THE KING’S SPEECH director TOM HOOPER first heard of the project from his mother, who attended a reading of a stage version that the screenwriter had created. Afterwards, she called her son and told him she had found his next project.

“It’s clearly the best script of his life,” the director stated.

“He’s really writing about his own childhood experiences through the guise of these two characters.”

DAVID SEIDLER shared another experience in his youth that Bertie undergoes in the film — when the king unleashes a torrent of cuss words in a burst of anger that momentarily frees him from his stammer.

At age 16, he experienced his very own F bomb cure.

“Adolescence had hit. Hormones were raging. I couldn’t ask girls out for a date, and even if I could and even if they said yes, what was the point? I couldn’t talk to them on a date. This was the 50s. You did talk on dates.”

Fury over his condition grew to the point that he was jumping up and down on his bed, bellowing profanity. He found it empowering.

“‘If I am stuck with this stutter,'” he recalled saying to himself, ”’you all are stuck with listening to me. I am a human being…and I’m going to talk and you’re going to have to F word listen.'”

With that psychological turn, his stutter largely faded in a few weeks, to the point that he won a small part in the school play ANDROCLES & THE LION.

(“I played a Christian being eaten by a lion in the Colosseum and I didn’t stutter as I died.”)

The front runner to win the OSCAR for BEST ORIGINAL SCREENPLAY, he now faces the prospect of addressing a global audience the way George VI did.

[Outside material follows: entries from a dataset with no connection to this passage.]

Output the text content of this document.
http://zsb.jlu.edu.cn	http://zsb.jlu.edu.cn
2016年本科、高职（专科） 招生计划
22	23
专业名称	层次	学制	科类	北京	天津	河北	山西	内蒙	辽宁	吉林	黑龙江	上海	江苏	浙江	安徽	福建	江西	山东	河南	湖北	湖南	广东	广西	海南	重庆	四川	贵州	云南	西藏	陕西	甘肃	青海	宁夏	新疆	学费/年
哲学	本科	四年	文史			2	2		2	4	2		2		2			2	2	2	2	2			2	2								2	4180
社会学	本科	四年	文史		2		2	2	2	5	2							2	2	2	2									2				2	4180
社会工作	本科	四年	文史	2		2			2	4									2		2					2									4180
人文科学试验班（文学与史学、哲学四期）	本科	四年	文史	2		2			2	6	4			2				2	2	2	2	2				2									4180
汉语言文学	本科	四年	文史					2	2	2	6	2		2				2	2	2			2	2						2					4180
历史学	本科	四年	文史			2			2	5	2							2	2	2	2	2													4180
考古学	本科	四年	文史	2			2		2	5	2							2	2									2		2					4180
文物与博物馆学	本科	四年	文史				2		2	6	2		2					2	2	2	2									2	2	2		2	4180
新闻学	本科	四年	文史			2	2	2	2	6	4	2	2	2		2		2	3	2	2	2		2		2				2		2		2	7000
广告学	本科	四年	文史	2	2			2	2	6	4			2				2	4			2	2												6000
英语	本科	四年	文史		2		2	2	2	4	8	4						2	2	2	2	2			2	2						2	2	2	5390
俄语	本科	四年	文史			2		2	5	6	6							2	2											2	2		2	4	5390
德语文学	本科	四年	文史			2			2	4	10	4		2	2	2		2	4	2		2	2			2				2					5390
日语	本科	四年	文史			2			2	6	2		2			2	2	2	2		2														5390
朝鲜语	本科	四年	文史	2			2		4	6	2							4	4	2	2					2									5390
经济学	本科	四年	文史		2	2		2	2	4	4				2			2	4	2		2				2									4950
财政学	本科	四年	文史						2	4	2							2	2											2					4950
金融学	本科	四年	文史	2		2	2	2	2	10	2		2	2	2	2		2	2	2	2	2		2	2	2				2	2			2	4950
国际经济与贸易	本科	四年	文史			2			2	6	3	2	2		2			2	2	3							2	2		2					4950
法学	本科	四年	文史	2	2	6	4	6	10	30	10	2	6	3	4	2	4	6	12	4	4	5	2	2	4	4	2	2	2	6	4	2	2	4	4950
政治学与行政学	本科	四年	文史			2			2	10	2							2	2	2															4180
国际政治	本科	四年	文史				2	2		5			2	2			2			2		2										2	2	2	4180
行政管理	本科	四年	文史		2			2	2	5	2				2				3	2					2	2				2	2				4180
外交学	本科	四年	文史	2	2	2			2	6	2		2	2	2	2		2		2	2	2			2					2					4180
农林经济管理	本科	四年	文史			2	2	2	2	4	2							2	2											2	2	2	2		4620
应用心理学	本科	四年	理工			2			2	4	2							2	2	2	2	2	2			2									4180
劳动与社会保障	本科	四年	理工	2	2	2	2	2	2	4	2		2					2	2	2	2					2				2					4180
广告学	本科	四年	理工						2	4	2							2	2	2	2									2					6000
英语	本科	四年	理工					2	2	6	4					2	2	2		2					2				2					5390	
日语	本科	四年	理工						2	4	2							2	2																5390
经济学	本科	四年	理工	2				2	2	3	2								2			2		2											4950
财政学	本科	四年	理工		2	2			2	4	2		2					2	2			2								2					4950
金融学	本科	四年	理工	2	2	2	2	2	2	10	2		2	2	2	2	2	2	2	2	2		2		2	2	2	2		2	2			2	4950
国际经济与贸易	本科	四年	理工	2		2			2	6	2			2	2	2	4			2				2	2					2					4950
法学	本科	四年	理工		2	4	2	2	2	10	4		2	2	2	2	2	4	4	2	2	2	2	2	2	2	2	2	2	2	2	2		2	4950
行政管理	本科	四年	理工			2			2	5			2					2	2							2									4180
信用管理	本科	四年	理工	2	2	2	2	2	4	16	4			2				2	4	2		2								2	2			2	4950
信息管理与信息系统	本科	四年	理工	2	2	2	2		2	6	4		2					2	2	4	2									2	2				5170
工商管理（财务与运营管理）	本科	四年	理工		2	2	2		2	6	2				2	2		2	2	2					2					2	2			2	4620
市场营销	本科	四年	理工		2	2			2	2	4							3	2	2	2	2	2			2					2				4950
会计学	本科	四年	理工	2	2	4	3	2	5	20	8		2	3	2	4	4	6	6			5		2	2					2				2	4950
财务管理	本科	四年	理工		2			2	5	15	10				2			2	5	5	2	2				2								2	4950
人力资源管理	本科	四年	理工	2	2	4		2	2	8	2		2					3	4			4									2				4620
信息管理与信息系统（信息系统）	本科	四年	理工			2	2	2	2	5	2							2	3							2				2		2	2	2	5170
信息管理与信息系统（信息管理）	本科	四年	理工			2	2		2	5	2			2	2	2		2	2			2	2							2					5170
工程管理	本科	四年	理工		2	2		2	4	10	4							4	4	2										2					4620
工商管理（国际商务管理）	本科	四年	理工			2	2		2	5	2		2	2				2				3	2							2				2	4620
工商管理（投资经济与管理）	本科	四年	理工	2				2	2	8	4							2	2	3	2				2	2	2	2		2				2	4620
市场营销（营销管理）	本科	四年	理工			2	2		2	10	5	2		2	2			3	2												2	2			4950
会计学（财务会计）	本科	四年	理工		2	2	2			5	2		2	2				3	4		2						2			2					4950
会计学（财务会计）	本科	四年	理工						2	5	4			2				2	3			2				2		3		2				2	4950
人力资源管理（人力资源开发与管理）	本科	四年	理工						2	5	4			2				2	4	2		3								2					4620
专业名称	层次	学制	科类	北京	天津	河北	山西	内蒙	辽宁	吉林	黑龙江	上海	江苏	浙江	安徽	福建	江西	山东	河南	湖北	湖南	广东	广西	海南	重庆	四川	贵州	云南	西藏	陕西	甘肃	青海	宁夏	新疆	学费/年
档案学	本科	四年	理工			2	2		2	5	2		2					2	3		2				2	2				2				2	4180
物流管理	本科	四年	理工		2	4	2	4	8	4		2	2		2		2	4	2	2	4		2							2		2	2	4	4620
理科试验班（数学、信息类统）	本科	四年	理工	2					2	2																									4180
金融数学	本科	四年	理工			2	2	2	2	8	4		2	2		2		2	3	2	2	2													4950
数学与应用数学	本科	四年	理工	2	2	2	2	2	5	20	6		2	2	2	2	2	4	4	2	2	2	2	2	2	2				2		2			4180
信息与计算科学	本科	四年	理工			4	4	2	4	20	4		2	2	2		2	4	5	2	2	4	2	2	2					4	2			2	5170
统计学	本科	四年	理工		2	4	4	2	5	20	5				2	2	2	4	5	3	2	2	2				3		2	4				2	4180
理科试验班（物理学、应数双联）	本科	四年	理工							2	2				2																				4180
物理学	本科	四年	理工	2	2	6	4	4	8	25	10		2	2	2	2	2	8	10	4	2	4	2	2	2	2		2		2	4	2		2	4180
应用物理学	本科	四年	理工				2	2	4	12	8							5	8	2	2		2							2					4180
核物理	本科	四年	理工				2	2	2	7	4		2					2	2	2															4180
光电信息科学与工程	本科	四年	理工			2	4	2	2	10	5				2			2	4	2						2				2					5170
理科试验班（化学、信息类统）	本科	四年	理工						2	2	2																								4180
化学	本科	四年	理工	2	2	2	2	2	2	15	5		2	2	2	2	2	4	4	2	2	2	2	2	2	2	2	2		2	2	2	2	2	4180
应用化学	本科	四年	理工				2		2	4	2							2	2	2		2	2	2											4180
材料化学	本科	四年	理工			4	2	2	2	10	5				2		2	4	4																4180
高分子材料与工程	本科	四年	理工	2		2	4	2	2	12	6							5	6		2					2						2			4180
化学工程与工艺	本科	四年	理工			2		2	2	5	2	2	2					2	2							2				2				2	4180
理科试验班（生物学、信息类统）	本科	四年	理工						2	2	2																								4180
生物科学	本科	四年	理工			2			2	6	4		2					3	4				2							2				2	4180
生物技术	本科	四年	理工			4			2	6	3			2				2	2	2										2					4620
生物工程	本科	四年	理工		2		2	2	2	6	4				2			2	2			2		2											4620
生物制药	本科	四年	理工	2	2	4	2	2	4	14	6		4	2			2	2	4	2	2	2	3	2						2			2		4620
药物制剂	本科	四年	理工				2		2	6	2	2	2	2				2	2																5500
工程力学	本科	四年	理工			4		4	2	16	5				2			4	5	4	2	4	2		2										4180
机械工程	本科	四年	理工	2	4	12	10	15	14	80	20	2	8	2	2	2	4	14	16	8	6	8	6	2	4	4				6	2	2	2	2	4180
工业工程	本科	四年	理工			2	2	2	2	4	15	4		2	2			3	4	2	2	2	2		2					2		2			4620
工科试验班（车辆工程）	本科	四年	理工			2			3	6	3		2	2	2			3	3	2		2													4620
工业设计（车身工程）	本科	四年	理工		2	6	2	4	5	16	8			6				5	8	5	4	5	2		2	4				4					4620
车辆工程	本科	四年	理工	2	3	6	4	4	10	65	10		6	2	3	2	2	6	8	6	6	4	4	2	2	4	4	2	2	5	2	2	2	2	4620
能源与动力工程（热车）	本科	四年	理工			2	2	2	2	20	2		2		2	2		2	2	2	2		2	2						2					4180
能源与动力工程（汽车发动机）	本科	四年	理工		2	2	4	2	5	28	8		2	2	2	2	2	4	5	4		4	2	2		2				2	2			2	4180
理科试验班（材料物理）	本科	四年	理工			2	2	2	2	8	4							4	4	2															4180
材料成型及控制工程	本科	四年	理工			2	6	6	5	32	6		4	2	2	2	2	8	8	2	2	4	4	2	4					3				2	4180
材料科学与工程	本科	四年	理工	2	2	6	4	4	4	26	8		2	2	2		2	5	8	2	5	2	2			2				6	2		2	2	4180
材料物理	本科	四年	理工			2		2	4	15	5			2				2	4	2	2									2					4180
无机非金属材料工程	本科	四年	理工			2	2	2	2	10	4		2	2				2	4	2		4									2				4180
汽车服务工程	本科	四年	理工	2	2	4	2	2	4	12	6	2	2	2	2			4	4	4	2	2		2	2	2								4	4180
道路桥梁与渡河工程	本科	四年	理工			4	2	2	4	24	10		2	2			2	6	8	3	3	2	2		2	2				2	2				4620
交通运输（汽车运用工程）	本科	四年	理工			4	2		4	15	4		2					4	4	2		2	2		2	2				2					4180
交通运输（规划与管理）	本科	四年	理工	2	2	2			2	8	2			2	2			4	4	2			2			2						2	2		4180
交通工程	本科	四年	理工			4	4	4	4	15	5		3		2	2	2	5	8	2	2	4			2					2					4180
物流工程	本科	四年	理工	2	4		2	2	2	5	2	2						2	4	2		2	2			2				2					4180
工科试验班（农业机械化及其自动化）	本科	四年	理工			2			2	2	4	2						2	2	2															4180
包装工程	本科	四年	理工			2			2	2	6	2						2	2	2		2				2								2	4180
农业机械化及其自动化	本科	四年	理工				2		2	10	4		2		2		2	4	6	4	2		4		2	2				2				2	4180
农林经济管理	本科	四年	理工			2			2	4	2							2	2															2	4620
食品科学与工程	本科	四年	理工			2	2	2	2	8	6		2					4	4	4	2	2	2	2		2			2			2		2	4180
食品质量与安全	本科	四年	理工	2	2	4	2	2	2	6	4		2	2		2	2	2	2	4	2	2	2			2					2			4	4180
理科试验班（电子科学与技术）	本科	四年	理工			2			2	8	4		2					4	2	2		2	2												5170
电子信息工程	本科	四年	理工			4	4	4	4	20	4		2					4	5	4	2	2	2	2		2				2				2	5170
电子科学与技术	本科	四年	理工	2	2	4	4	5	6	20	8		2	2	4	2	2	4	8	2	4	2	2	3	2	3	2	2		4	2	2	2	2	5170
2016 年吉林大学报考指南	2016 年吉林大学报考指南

What does the former stutterer feel about that?

“Terror. Abject terror. Not so much of stuttering. I’m not really concerned that I will stutter on that occasion. I think it’s more that I could easily become the new Sally Field. I could easily blubber because it’s been such a long journey and it’s such a meaningful one to me. Such a personal journey. I hope I don’t disgrace my 21 year old daughter, who’s my date for the Oscars. She’ll be sitting there mortified if her dad stands up there and can’t speak…and weeps.”

“But it would be a momentous occasion.”


  1. wow. some story.

    just wow…

  2. I know, glimby.

    Mr. Seidler has had a very interesting existence. All of his experiences have led him to this tremendous success. The screenplay for THE KING’S SPEECH is fantastic. He seems like a real gentleman.

    I couldn’t be happier for him. I think he’s very deserving.

    Maybe one day they’ll make a movie about his life. (Particularly this portion.) Lots of drama and intriguing situations.